Rearview mirrors exist for a reason: to help us see what’s sneaking up on us from behind. The quarterly economic report is a rearview mirror. The latest one, released on Friday, shows that the economy contracted at an annual pace of 0.7 percent in the first quarter of 2015. Activity has picked up since then, so the tendency is strong to dismiss what is in the mirror, along these lines:
- Economists expected the first-quarter decline, so no one is shocked.
- Statistical quirks might be in play, so conditions may have been stronger in the first quarter than the data indicate.
- The weather has improved since the first quarter, the port strike on the West Coast has ended and second-quarter data rule out an impending recession, so full speed ahead!
There is some truth to all of that. The problem is that “full speed” in today’s economy is too slow to generate broad prosperity. Given the dismal first quarter, the economy is set to grow at an annual rate of 2 percent to 3 percent for the year, its pace through much of the recovery that began in mid-2009. That is enough to deliver lopsided results, in which income and wealth accrue to those at the top of the economic ladder. It is not enough to pull up wages and salaries for everyone else.
A proximate cause for the first-quarter contraction is the worsening trade deficit driven by the strong dollar, a trend that is likely to continue in the months to come. The economic drag of large trade deficits could be curbed by cracking down on currency manipulation by the nation’s trade partners, but the trade deals currently being pushed by the Obama administration are not expected to contain enforceable currency provisions.

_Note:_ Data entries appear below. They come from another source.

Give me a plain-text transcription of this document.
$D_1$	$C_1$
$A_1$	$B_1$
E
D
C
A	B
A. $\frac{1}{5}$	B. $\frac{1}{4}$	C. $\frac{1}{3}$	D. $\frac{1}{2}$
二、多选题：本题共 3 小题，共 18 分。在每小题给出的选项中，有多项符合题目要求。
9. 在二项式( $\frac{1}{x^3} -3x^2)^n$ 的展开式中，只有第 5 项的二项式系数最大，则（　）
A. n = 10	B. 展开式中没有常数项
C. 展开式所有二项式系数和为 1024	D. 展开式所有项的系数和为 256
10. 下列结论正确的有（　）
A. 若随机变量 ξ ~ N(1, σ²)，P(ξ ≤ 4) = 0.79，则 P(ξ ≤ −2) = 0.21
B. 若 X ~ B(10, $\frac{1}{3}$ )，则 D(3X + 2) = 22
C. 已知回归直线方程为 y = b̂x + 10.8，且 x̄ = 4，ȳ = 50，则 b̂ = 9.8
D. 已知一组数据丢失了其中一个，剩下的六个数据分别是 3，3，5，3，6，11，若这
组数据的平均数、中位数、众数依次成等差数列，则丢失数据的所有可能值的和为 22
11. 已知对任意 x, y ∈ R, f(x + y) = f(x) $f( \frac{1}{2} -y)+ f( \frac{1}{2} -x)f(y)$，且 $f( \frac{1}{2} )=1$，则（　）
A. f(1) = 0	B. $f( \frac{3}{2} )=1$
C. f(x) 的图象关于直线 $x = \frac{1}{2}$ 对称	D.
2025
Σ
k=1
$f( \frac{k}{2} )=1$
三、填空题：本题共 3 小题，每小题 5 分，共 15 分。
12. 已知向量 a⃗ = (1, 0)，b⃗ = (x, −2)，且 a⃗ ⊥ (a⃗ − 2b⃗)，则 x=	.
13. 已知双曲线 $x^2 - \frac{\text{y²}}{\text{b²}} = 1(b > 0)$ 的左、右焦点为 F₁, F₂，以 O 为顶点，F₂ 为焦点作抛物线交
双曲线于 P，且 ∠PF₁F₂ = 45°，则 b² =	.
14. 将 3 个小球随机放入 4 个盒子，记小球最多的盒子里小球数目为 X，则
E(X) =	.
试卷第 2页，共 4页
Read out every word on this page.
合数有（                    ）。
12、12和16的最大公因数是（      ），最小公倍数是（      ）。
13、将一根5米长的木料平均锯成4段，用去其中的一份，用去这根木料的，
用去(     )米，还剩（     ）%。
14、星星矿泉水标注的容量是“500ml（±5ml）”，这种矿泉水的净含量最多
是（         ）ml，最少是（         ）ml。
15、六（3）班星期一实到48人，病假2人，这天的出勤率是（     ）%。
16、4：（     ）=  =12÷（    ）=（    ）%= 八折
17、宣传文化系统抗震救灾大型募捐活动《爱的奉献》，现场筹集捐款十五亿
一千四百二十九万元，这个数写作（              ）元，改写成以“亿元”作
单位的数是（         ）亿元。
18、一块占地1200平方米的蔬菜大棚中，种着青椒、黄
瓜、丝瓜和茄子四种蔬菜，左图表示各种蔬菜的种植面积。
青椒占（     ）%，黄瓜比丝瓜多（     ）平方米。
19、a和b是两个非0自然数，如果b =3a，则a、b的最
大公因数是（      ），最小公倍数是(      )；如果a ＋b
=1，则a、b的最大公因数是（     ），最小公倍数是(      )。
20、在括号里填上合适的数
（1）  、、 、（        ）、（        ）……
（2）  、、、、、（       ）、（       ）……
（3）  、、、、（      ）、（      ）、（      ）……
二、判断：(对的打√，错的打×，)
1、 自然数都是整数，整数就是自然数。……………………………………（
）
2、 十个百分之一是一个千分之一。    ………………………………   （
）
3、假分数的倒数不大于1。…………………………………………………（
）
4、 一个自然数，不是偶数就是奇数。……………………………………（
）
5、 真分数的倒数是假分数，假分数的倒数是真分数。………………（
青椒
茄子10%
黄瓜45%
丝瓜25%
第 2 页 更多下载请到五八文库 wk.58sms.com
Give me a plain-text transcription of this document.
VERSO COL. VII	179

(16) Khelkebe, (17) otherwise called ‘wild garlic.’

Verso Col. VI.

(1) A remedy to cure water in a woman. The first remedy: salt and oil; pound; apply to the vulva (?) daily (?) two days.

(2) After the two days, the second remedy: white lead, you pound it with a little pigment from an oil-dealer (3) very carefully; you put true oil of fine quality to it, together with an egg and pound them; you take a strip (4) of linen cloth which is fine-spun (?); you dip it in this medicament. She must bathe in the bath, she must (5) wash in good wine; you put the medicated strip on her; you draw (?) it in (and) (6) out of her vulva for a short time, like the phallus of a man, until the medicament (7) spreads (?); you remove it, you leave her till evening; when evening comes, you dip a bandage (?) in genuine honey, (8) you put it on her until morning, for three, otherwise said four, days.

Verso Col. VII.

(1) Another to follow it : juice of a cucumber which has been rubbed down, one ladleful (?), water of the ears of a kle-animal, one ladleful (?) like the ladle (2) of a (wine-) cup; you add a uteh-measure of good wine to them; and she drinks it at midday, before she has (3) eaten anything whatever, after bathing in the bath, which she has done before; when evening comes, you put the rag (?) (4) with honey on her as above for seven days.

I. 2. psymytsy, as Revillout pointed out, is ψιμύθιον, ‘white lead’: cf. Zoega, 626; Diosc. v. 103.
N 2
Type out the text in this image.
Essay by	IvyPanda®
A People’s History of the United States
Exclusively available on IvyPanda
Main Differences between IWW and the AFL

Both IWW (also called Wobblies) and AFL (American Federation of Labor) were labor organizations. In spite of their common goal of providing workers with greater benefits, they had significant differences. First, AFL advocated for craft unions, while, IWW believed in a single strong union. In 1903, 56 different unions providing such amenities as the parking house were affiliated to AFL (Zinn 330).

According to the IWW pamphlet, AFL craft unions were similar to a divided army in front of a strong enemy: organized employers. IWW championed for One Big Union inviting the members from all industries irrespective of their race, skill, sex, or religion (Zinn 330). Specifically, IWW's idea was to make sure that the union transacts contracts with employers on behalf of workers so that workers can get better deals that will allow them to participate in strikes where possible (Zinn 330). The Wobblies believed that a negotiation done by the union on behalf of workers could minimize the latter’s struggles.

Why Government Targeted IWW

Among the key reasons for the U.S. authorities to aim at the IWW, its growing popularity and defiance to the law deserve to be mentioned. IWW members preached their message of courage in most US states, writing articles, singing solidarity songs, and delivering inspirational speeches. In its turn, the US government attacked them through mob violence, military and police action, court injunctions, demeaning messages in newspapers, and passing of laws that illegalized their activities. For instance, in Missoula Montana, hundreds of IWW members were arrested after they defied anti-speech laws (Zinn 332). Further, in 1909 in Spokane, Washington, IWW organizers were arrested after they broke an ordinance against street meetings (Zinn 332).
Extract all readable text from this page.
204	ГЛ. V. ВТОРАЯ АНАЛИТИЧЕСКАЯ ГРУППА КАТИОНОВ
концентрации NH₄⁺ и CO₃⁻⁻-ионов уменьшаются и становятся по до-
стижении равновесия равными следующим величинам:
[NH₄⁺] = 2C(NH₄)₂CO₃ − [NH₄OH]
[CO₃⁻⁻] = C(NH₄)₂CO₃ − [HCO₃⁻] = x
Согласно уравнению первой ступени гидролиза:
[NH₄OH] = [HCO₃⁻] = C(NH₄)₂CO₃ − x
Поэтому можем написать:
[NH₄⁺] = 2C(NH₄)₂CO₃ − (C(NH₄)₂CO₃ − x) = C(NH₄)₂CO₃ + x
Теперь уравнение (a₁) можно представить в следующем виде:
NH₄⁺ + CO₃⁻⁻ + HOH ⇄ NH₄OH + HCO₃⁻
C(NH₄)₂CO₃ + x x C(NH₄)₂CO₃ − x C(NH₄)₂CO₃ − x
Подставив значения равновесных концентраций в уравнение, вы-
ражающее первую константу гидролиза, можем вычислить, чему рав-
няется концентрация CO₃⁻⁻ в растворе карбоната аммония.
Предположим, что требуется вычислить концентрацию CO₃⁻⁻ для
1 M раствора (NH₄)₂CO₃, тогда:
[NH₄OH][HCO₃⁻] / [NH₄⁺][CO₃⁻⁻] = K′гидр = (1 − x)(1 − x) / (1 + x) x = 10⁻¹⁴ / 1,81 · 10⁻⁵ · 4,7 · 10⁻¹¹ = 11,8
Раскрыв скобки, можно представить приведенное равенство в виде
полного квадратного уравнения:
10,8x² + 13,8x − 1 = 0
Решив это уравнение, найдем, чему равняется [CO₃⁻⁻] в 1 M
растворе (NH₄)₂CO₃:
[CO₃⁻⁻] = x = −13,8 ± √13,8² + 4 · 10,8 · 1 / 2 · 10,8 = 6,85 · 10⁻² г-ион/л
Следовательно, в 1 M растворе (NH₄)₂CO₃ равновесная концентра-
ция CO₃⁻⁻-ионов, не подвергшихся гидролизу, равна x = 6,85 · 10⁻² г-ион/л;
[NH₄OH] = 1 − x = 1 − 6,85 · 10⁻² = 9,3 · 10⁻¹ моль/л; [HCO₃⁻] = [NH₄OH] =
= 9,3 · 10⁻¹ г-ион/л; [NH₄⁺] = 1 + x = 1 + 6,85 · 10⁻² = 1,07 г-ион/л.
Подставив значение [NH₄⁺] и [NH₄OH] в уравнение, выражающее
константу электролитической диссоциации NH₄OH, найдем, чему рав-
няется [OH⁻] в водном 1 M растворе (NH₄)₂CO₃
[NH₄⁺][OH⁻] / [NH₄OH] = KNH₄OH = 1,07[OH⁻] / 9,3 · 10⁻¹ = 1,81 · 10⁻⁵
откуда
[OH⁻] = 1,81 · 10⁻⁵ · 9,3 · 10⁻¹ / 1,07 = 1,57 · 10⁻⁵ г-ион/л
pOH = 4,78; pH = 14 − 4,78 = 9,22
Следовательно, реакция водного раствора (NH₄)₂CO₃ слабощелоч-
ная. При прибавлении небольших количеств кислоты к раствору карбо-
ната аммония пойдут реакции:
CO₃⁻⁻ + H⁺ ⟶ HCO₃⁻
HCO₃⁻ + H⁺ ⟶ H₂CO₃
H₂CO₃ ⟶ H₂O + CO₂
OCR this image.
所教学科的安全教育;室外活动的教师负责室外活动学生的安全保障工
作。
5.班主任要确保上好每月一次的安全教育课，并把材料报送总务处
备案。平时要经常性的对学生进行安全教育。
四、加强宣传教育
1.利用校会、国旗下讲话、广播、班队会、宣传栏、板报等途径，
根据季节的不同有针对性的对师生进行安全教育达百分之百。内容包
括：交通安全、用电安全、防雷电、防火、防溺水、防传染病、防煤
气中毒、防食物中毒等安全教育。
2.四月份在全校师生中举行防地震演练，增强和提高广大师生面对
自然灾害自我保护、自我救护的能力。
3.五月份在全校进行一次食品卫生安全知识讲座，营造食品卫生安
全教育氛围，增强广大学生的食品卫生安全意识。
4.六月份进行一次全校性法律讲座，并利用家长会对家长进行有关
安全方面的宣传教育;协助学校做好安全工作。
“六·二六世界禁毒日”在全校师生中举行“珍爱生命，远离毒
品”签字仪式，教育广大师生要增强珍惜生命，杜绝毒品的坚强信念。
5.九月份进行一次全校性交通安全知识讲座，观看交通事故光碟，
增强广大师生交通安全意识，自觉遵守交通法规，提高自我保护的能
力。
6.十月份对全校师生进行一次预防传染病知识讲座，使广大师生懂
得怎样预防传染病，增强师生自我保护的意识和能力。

The overarching cause of the economy’s inability to achieve and sustain robust growth is the continued failure to employ everyone who wants and needs a job.
There has been a lot of justifiable high-fiving about the steady fall in the unemployment rate, to 5.4 percent recently. But joblessness is still higher than it was before the last recession began at the end of 2007. Unemployment is still above the pre-recession levels in Washington, D.C. and 36 states, including California, Illinois, Indiana, Maryland, Massachusetts, New Jersey and New York.
Despite steady if lackluster economic growth, job prospects are still rocky even for recent college graduates. The average unemployment rate in the past year for college grads ages 21 to 24 was 7.2 percent, compared to 5.5 percent in the pre-recession year of 2007. Their underemployment rate, which includes those who do not have full-time hours, is 14.9 percent, compared to 9.6 percent in 2007.
The situation is even worse for recent high school graduates. The average unemployment rate for high school grads ages 17 to 21 is now 19.5 percent, compared to 15.9 percent in 2007; underemployment is 37 percent, compared to 26.8 percent in 2007.
The economy is in much better shape than it was a few years ago. But it is still ailing. Healthy growth requires healthy employment with rising wages. Those, in turn, require economic policies including continued low interest rates, more federal spending on job-creating infrastructure projects, balanced trade and programs to help those who face special hurdles to employment, including immigrants and people with prison records.
The economy will rebound in the second quarter. But it is not yet on its way to full employment, which is the only way to broad prosperity.